Job Description:
Your role will focus on the development of the platform core and common platform services. You’ll solve problems related to complex cloud-infrastructure automation, multi-region networking, authentication/authorization, logging/metrics collection at scale. To provide tooling and frameworks for engineering teams for transaction tracing, performance analysis, business monitoring and alerting.
- Lead/contribute to engineering efforts from design to implementation, solving complex technical challenges around monitoring distributed systems at scale.
- Drive the roadmap for the Observability platforms in conjunction with cross-functional partners. Bring together multiple perspectives and be the key connector in this important and highly visible role
- Build, lead and mentor an Observability team; create an environment of teamwork, trust, and mutual success
- Participate in deep technical design discussions within your team, across partner teams, and ensure that we're building the right systems
- Drive adoption of best practices in monitoring, alerting, and performance.
- Work closely with development teams to implement monitoring & observability instrumentation within their platforms.
- Participate in an 24/7 oncall rotation for Monitoring & Observability services.

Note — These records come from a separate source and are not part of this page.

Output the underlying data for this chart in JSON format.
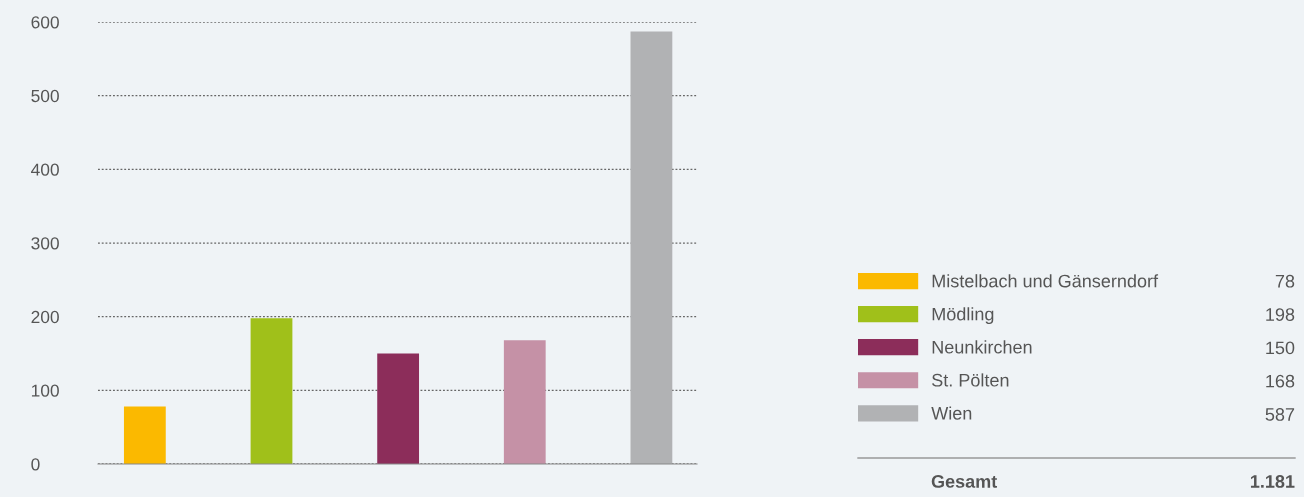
{
  "chart_data": {
    "type": "bar",
    "categories": [
      null,
      null,
      null,
      null,
      null
    ],
    "series": [
      {
        "name": "Mistelbach und Gänserndorf",
        "color": "#fbb900",
        "values": [
          78,
          null,
          null,
          null,
          null
        ]
      },
      {
        "name": "Mödling",
        "color": "#a0c01a",
        "values": [
          null,
          198,
          null,
          null,
          null
        ]
      },
      {
        "name": "Neunkirchen",
        "color": "#8c2d5a",
        "values": [
          null,
          null,
          150,
          null,
          null
        ]
      },
      {
        "name": "St. Pölten",
        "color": "#c591a6",
        "values": [
          null,
          null,
          null,
          168,
          null
        ]
      },
      {
        "name": "Wien",
        "color": "#b1b2b4",
        "values": [
          null,
          null,
          null,
          null,
          587
        ]
      }
    ],
    "ylim": [
      0,
      600
    ],
    "yticks": [
      0,
      100,
      200,
      300,
      400,
      500,
      600
    ],
    "grid": "y",
    "legend": "bottom right",
    "tick_labels": "y",
    "annotations": [
      "78",
      "198",
      "150",
      "168",
      "587",
      "Gesamt",
      "1.181"
    ]
  }
}
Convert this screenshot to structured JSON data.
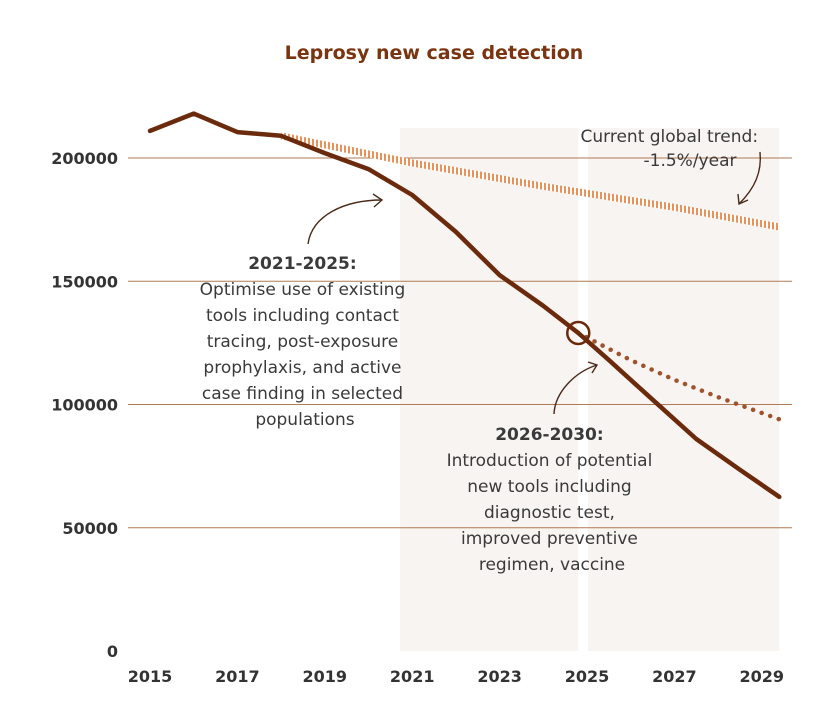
{
  "chart_data": {
    "type": "line",
    "title": "Leprosy new case detection",
    "xlabel": "",
    "ylabel": "",
    "x_ticks": [
      "2015",
      "2017",
      "2019",
      "2021",
      "2023",
      "2025",
      "2027",
      "2029"
    ],
    "y_ticks": [
      "0",
      "50000",
      "100000",
      "150000",
      "200000"
    ],
    "xlim": [
      2014.8,
      2029.6
    ],
    "ylim": [
      0,
      200000
    ],
    "grid": "horizontal",
    "shaded_periods": [
      [
        2021,
        2024.8
      ],
      [
        2025.3,
        2029.4
      ]
    ],
    "series": [
      {
        "style": "solid",
        "color": "#6b2a0c",
        "x": [
          2015,
          2016,
          2017,
          2018,
          2019,
          2020,
          2021,
          2022,
          2023,
          2024,
          2024.8,
          2025.5,
          2026.5,
          2027.5,
          2028.5,
          2029.4
        ],
        "y": [
          211000,
          218000,
          210500,
          209000,
          202000,
          195500,
          185000,
          170000,
          152500,
          140000,
          129000,
          118000,
          102000,
          86000,
          73500,
          62500
        ]
      },
      {
        "style": "hatched",
        "color": "#e8915a",
        "x": [
          2018,
          2021,
          2024,
          2027,
          2029.4
        ],
        "y": [
          209000,
          198000,
          188500,
          180000,
          172000
        ]
      },
      {
        "style": "dotted",
        "color": "#a0522d",
        "x": [
          2024.8,
          2026,
          2027,
          2028,
          2029.4
        ],
        "y": [
          129000,
          118000,
          110000,
          103000,
          94000
        ]
      }
    ],
    "marker": {
      "x": 2024.8,
      "y": 129000
    },
    "annotations": [
      {
        "heading": "",
        "lines": [
          "Current global trend:",
          "-1.5%/year"
        ]
      },
      {
        "heading": "2021-2025:",
        "lines": [
          "Optimise use of existing",
          "tools including contact",
          "tracing, post-exposure",
          "prophylaxis, and active",
          "case finding in selected",
          "populations"
        ]
      },
      {
        "heading": "2026-2030:",
        "lines": [
          "Introduction of potential",
          "new tools including",
          "diagnostic test,",
          "improved preventive",
          "regimen, vaccine"
        ]
      }
    ]
  }
}
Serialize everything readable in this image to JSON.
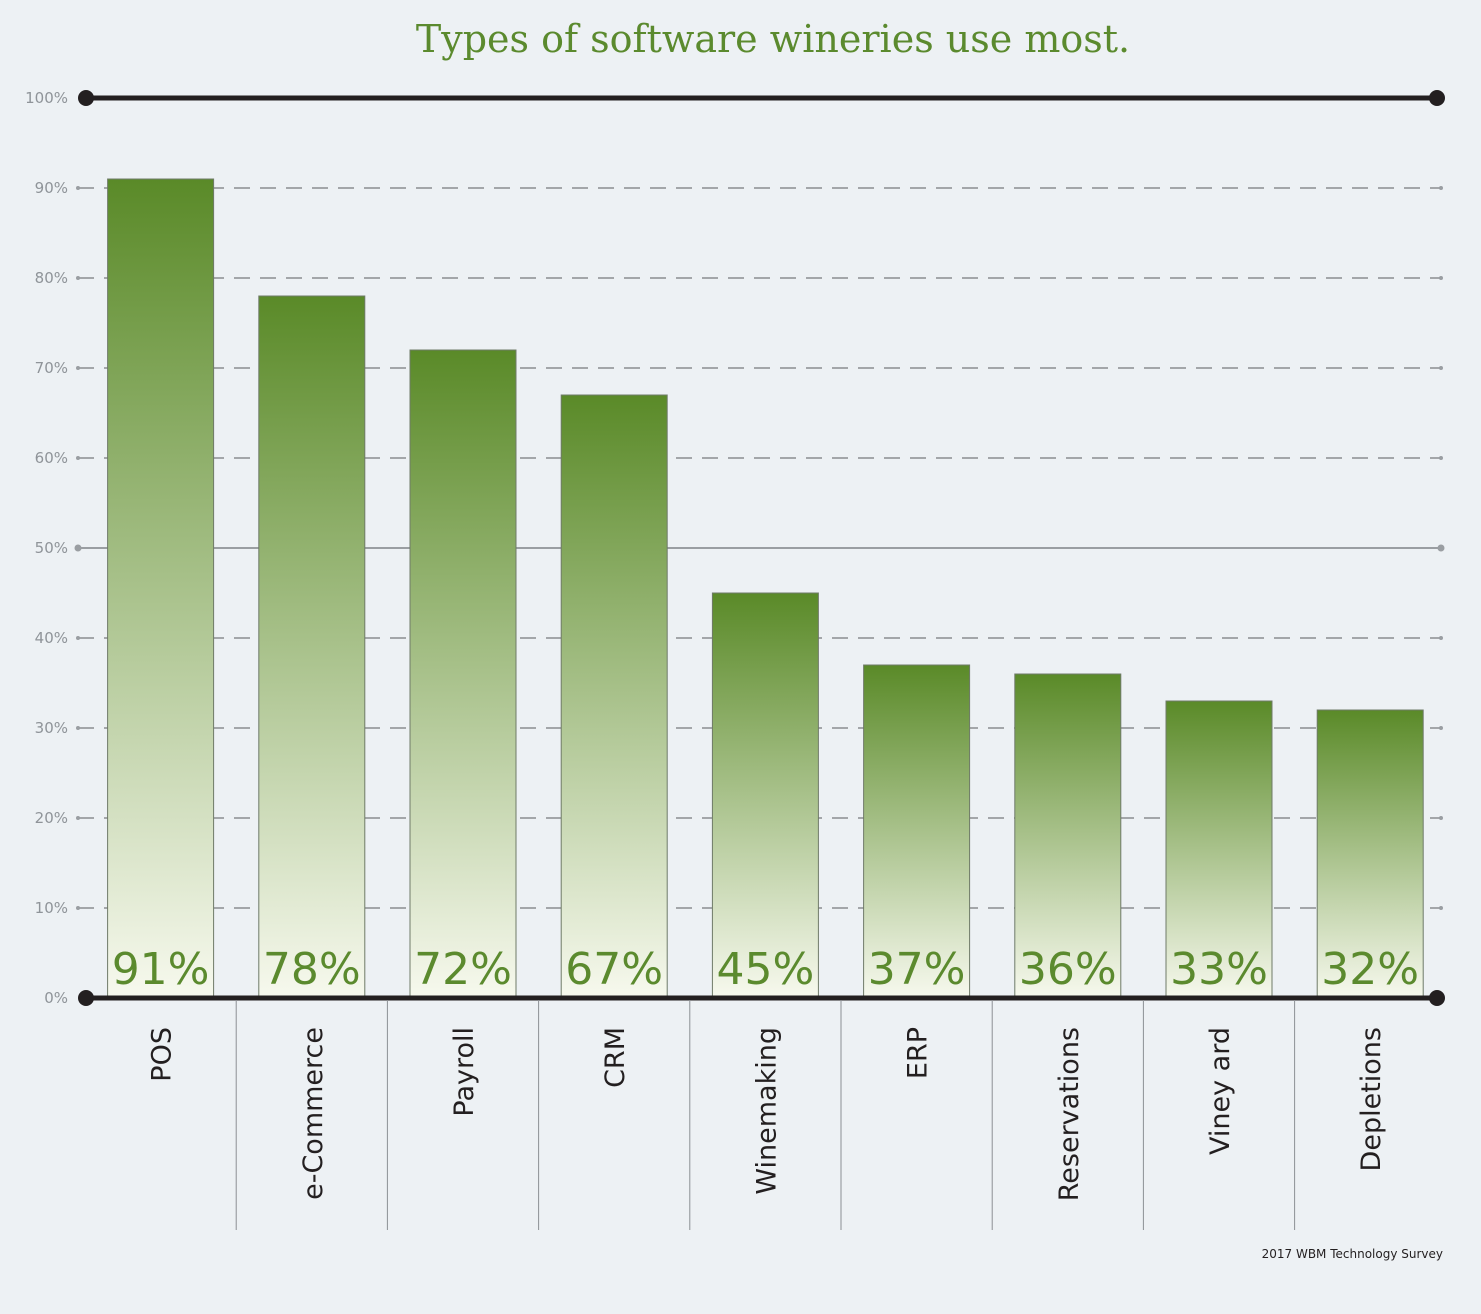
{
  "chart_data": {
    "type": "bar",
    "title": "Types of software wineries use most.",
    "source": "2017 WBM Technology Survey",
    "categories": [
      "POS",
      "e-Commerce",
      "Payroll",
      "CRM",
      "Winemaking",
      "ERP",
      "Reservations",
      "Viney ard",
      "Depletions"
    ],
    "values": [
      91,
      78,
      72,
      67,
      45,
      37,
      36,
      33,
      32
    ],
    "value_labels": [
      "91%",
      "78%",
      "72%",
      "67%",
      "45%",
      "37%",
      "36%",
      "33%",
      "32%"
    ],
    "y_ticks": [
      "0%",
      "10%",
      "20%",
      "30%",
      "40%",
      "50%",
      "60%",
      "70%",
      "80%",
      "90%",
      "100%"
    ],
    "ylim": [
      0,
      100
    ],
    "grid": true,
    "colors": {
      "bar_top": "#5a8a28",
      "bar_bottom": "#f7f9ee",
      "label": "#5b8a2e",
      "axis": "#231f20",
      "grid": "#a3a6a9",
      "background": "#edf1f4"
    }
  }
}
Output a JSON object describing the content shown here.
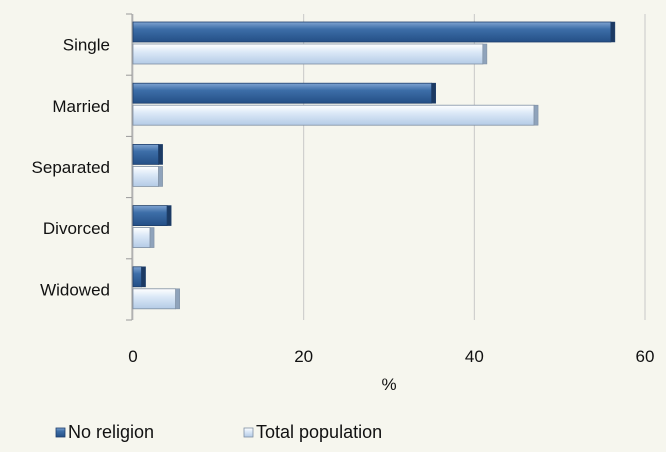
{
  "chart_data": {
    "type": "bar",
    "orientation": "horizontal",
    "categories": [
      "Single",
      "Married",
      "Separated",
      "Divorced",
      "Widowed"
    ],
    "series": [
      {
        "name": "No religion",
        "values": [
          56,
          35,
          3,
          4,
          1
        ],
        "color": "#3d6ea8"
      },
      {
        "name": "Total population",
        "values": [
          41,
          47,
          3,
          2,
          5
        ],
        "color": "#c9ddf3"
      }
    ],
    "xlabel": "%",
    "ylabel": "",
    "xlim": [
      0,
      60
    ],
    "xticks": [
      "0",
      "20",
      "40",
      "60"
    ],
    "grid": true,
    "legend_position": "bottom-left"
  }
}
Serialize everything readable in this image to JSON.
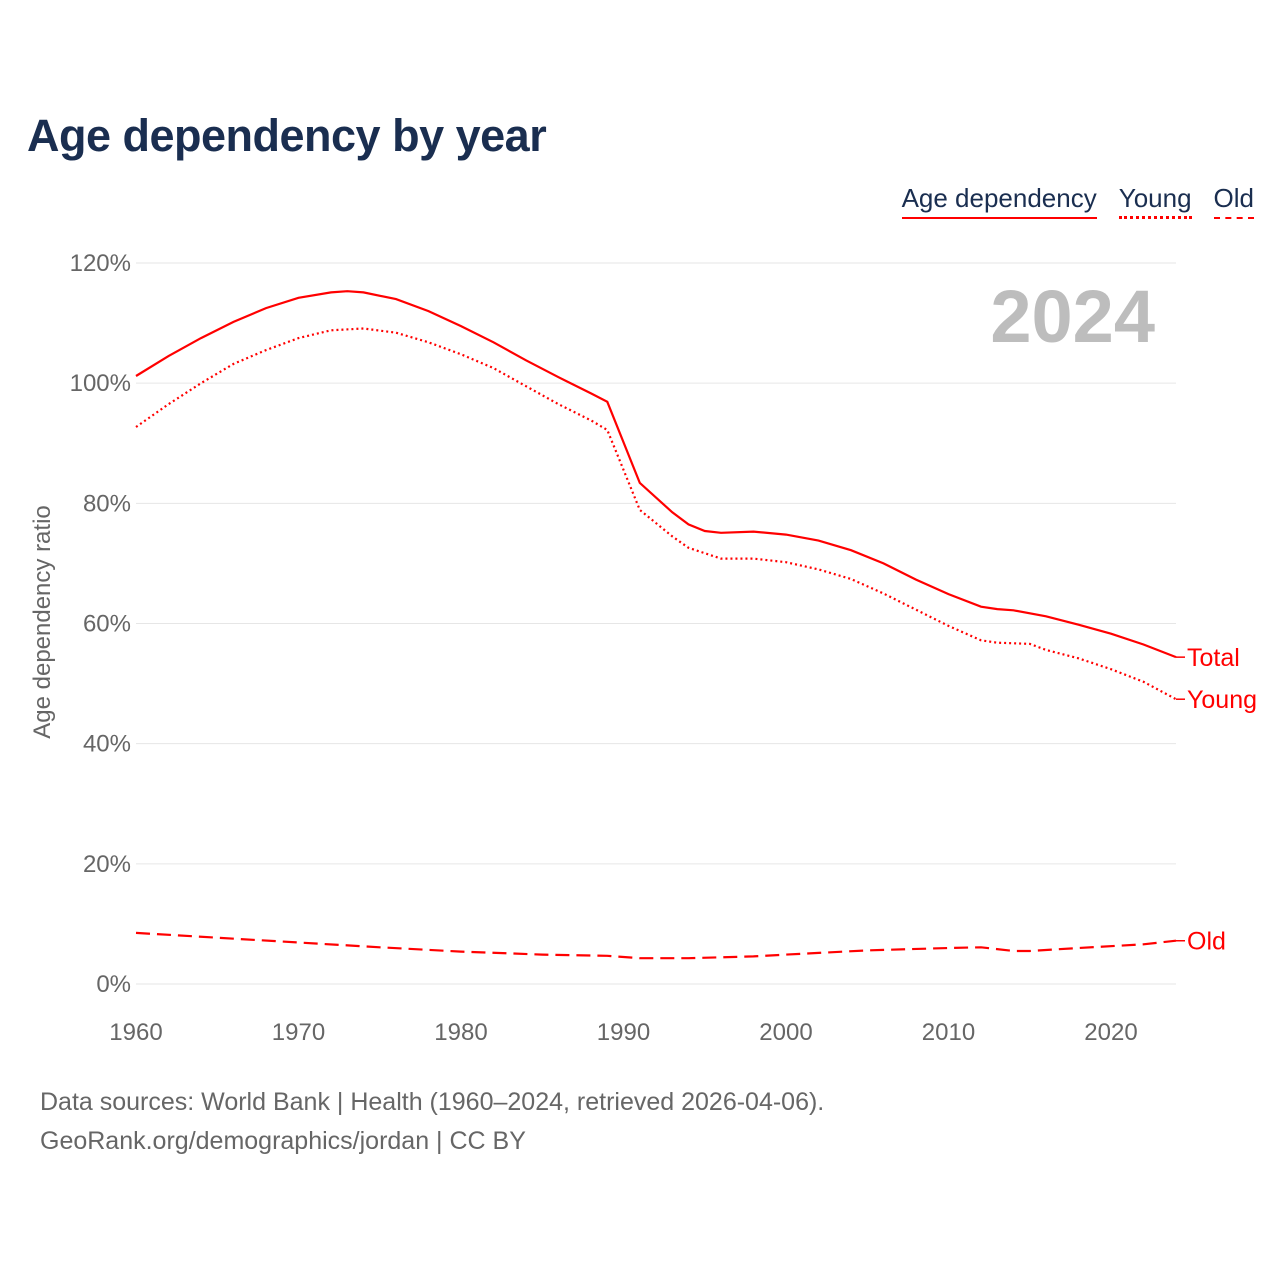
{
  "chart_data": {
    "type": "line",
    "title": "Age dependency by year",
    "xlabel": "",
    "ylabel": "Age dependency ratio",
    "xlim": [
      1960,
      2024
    ],
    "ylim": [
      0,
      120
    ],
    "x_ticks": [
      "1960",
      "1970",
      "1980",
      "1990",
      "2000",
      "2010",
      "2020"
    ],
    "y_ticks": [
      "0%",
      "20%",
      "40%",
      "60%",
      "80%",
      "100%",
      "120%"
    ],
    "grid": true,
    "legend": {
      "placement": "top-right",
      "entries": [
        "Age dependency",
        "Young",
        "Old"
      ]
    },
    "annotation": "2024",
    "series": [
      {
        "name": "Total",
        "label": "Total",
        "style": "solid",
        "x": [
          1960,
          1962,
          1964,
          1966,
          1968,
          1970,
          1972,
          1973,
          1974,
          1976,
          1978,
          1980,
          1982,
          1984,
          1986,
          1988,
          1989,
          1991,
          1993,
          1994,
          1995,
          1996,
          1998,
          2000,
          2002,
          2004,
          2006,
          2008,
          2010,
          2012,
          2013,
          2014,
          2016,
          2018,
          2020,
          2022,
          2024
        ],
        "y": [
          101.2,
          104.5,
          107.5,
          110.2,
          112.5,
          114.2,
          115.1,
          115.3,
          115.1,
          114.0,
          112.0,
          109.5,
          106.8,
          103.8,
          101.0,
          98.3,
          96.9,
          83.4,
          78.5,
          76.5,
          75.4,
          75.1,
          75.3,
          74.8,
          73.8,
          72.2,
          70.0,
          67.3,
          64.9,
          62.8,
          62.4,
          62.2,
          61.2,
          59.8,
          58.3,
          56.5,
          54.4
        ]
      },
      {
        "name": "Young",
        "label": "Young",
        "style": "dotted",
        "x": [
          1960,
          1962,
          1964,
          1966,
          1968,
          1970,
          1972,
          1974,
          1976,
          1978,
          1980,
          1982,
          1984,
          1986,
          1988,
          1989,
          1991,
          1993,
          1994,
          1996,
          1998,
          2000,
          2002,
          2004,
          2006,
          2008,
          2010,
          2012,
          2013,
          2015,
          2016,
          2018,
          2020,
          2022,
          2024
        ],
        "y": [
          92.7,
          96.5,
          100.0,
          103.2,
          105.5,
          107.5,
          108.8,
          109.1,
          108.4,
          106.8,
          104.8,
          102.5,
          99.5,
          96.5,
          93.8,
          92.2,
          78.9,
          74.5,
          72.6,
          70.8,
          70.8,
          70.2,
          69.0,
          67.4,
          65.0,
          62.3,
          59.6,
          57.2,
          56.8,
          56.6,
          55.6,
          54.2,
          52.4,
          50.3,
          47.4
        ]
      },
      {
        "name": "Old",
        "label": "Old",
        "style": "dashed",
        "x": [
          1960,
          1965,
          1970,
          1975,
          1980,
          1985,
          1989,
          1991,
          1994,
          1998,
          2000,
          2005,
          2010,
          2012,
          2014,
          2015,
          2018,
          2022,
          2024
        ],
        "y": [
          8.5,
          7.7,
          6.9,
          6.1,
          5.4,
          4.9,
          4.7,
          4.3,
          4.3,
          4.6,
          4.9,
          5.6,
          6.0,
          6.1,
          5.5,
          5.5,
          6.0,
          6.6,
          7.2
        ]
      }
    ],
    "color": "#ff0000"
  },
  "footer": {
    "line1": "Data sources: World Bank | Health (1960–2024, retrieved 2026-04-06).",
    "line2": "GeoRank.org/demographics/jordan | CC BY"
  }
}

- Containerization & Container Orchestration (i.e. Docker, Kubernetes)
- Cloud Infrastructure Automation (Azure strongly preferred)
Qualifications
- Bachelor’s in computer science, related field, or equivalent work experience
- Good working experience from Azure cloud
- Previous experience delivering Observability at scale is required.
- Working knowledge of Kubernetes
- Distributed Systems Development (e.g. asynchronous communication patterns, consensus algorithms, distributed transactions)
- Services Programming (e.g. Go-lang, Java, Kotlin, Scala, Clojure, Python, Ruby)
- Experience working with Linux systems
- Experience with monitoring and alerting systems
- Experience designing and building reliable systems at scale
- Experience with distributed tracing systems. Jaegar / Open Zipkin
- Strong interpersonal and collaborative skills
- Tool (e.g. Terraform, CDK, Pulumi, CloudFormation)